A Chinese patent, with a publication number of CN1643403A, has disclosed a NMR (nuclear magnetic resonance) and a MRI (magnetic resonance imaging) detected under a extremely low field SQUID (superconducting quantum interference device), which utilizes the SQUID of high sensitivity to measure the spin signal under a extremely low magnetic field. The working principle thereof is that: transforming a spin signal of an atom into a current signal by a pickup coil, transforming the current signal into a magnetic signal, and utilizing the SQUID to measure the signal, wherein, the SQUID actually plays a role of an amplifier of the current signal. In such method, the sample is separated with the SQUID, that is, the sample is at room temperature, and the SQUID is isolated below the superconducting critical temperature; since the conventional SQUID is susceptible to the effect of environmental magnetic field, generally in practice, the SQUID is packaged in magnetically shielding environment, and the magnetic signal of the sample is transferred to the SQUID through the pickup coil, which is also a commonly used measurement arrangement of the conventional SQUID. The main advantage of the MRI imaging by ultra-low field SQUID in the patent is to cancel the dependence of the MRI on a huge static magnetic field B0, thereby it is achievable to utilize the earth magnetic field as a MRI imaging condition. Unfortunately, although the measurement arrangement of the conventional SQUID has much higher sensitivity than that of a detector used in a commercial MRI apparatus, due to the limitation of the pickup coil, most magnetic signals of the sample are lost during the transfer process. Therefore, when measuring a tiny sample or microscopic spins, the conventional SQUID detector may not greatly exhibit its full potential.

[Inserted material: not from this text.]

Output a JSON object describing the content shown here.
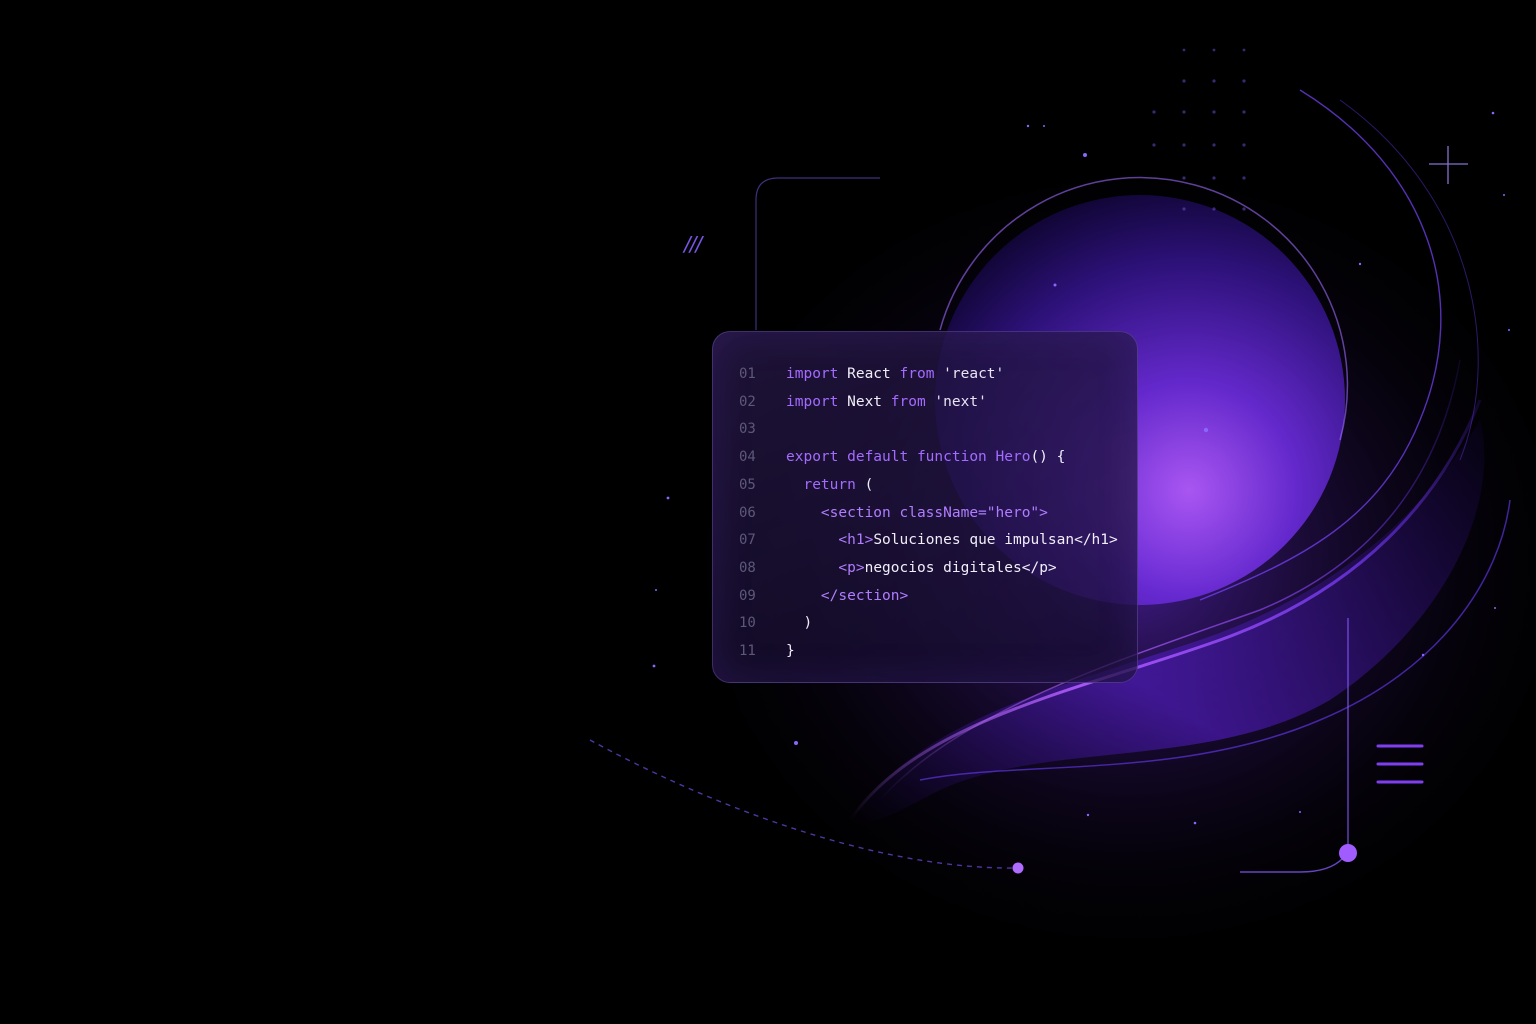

The nano-scale superconducting quantum interference device (nanoSQUID) is a novel device developed based on the conventional SQUID, which utilizes a nano junction to replace a conventional tunnel junction, so that the area of the superconducting ring can be greatly decreased, and coupling degree between the device and the tiny sample can be greatly enhanced. As comparing to the magnetic resonance force microscopy and the NV center in the diamond, the nano-scale superconducting quantum interference device (nanoSQUID) features comparative or better spin sensitivity. Moreover, the device performs direct and close range detections by a magnetic flux coupling, which is not influenced by vibrations and electric field; besides, the device may be normally operated under a strong magnetic field, which means the thermal equilibrium polarization of the nuclear spins can be increased by an external static magnetic field. Therefore, the magnetic resonance imaging of nano-scale resolution is achievable by utilizing the nanoSQUID as a detector and by cooperating with a large gradient magnetic field.